Consider the map $\Delta : H^{2}(\Omega) \rightarrow L^{2}(\Omega)$ the weak laplacian. My professor has commented that this map is a closed map, that is, the graph $G = \{(u, \Delta u) : u \in H^{2}\}$ is closed in $H^{2}(\Omega) \times L^{2}(\Omega)$.
I don't have any Idea how to proceed. If anyone has a tip or a reference which would help me, I really thank.
Let $\{(u_k,v_k)\} \subset G$ converge to some $(u,v)$ in $H^2(\Omega) \times L^2(\Omega)$. To prove $G$ is closed we need to show $(u,v) \in G$.

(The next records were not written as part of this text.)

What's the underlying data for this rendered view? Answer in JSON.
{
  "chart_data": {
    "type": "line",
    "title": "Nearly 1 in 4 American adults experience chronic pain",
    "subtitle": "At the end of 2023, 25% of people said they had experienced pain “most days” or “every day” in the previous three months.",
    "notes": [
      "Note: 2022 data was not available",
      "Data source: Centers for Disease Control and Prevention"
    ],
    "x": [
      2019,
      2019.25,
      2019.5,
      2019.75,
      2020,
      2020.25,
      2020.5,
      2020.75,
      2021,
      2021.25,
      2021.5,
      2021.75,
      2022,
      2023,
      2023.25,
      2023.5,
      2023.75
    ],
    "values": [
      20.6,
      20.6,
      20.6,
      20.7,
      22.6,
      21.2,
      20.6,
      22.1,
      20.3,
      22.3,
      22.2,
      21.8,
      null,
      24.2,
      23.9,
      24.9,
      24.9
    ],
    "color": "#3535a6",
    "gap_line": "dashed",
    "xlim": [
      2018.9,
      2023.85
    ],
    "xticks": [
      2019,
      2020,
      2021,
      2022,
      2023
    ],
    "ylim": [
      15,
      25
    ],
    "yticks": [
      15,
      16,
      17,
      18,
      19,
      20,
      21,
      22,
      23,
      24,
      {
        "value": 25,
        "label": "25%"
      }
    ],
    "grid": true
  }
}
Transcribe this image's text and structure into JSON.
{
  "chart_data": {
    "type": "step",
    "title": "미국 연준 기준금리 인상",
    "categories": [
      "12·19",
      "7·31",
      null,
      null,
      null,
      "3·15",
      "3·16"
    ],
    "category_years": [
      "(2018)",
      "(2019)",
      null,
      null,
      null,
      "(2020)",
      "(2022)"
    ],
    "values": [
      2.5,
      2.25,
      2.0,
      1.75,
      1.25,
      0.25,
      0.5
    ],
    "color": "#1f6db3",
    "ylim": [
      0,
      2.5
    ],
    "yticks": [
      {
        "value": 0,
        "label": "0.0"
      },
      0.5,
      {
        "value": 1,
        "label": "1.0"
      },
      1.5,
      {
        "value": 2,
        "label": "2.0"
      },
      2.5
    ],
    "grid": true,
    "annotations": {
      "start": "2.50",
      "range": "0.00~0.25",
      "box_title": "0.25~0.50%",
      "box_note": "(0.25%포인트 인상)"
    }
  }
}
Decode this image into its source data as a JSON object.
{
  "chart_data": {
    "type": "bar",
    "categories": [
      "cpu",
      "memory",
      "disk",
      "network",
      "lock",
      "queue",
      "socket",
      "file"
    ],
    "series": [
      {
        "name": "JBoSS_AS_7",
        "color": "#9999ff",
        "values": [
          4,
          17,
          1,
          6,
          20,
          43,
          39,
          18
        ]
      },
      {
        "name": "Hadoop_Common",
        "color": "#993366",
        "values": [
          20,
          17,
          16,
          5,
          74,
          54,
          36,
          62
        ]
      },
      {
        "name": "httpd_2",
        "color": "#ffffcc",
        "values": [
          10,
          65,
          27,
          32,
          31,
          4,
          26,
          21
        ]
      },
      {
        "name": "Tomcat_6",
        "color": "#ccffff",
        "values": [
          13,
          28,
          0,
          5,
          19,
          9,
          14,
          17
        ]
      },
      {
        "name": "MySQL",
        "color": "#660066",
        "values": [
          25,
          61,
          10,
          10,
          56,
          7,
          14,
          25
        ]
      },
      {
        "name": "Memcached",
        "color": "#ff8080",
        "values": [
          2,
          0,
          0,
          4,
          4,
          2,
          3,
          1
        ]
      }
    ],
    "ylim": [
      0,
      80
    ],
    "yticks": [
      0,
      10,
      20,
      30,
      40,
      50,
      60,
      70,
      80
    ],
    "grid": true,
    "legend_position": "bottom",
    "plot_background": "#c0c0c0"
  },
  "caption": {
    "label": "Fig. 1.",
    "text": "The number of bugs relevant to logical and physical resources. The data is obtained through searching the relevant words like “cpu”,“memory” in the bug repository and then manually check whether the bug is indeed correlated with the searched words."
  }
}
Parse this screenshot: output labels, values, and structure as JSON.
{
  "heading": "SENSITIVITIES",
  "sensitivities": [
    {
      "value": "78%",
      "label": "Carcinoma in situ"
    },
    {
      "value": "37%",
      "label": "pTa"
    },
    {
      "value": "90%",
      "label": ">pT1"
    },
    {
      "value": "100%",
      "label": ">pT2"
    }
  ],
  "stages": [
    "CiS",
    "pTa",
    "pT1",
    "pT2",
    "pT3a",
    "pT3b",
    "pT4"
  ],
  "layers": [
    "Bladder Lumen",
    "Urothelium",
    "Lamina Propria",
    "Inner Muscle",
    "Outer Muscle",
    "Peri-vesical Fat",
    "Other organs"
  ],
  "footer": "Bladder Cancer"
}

From the definition of $G$ we know that $v_k = \Delta u_k$. Then \begin{align*} \| v - \Delta u \|_{L^2(\Omega)} &\leqslant \| v - v_k \|_{L^2(\Omega)} + \| \Delta u_k - \Delta u \|_{L^2(\Omega)} \\ &\leqslant \| v - v_k \|_{L^2(\Omega)} + \| u_k - u \|_{H^2(\Omega)}. \end{align*} Sending $k\to \infty$, we conclude that $v=\Delta u$, so $(u,v) \in G$.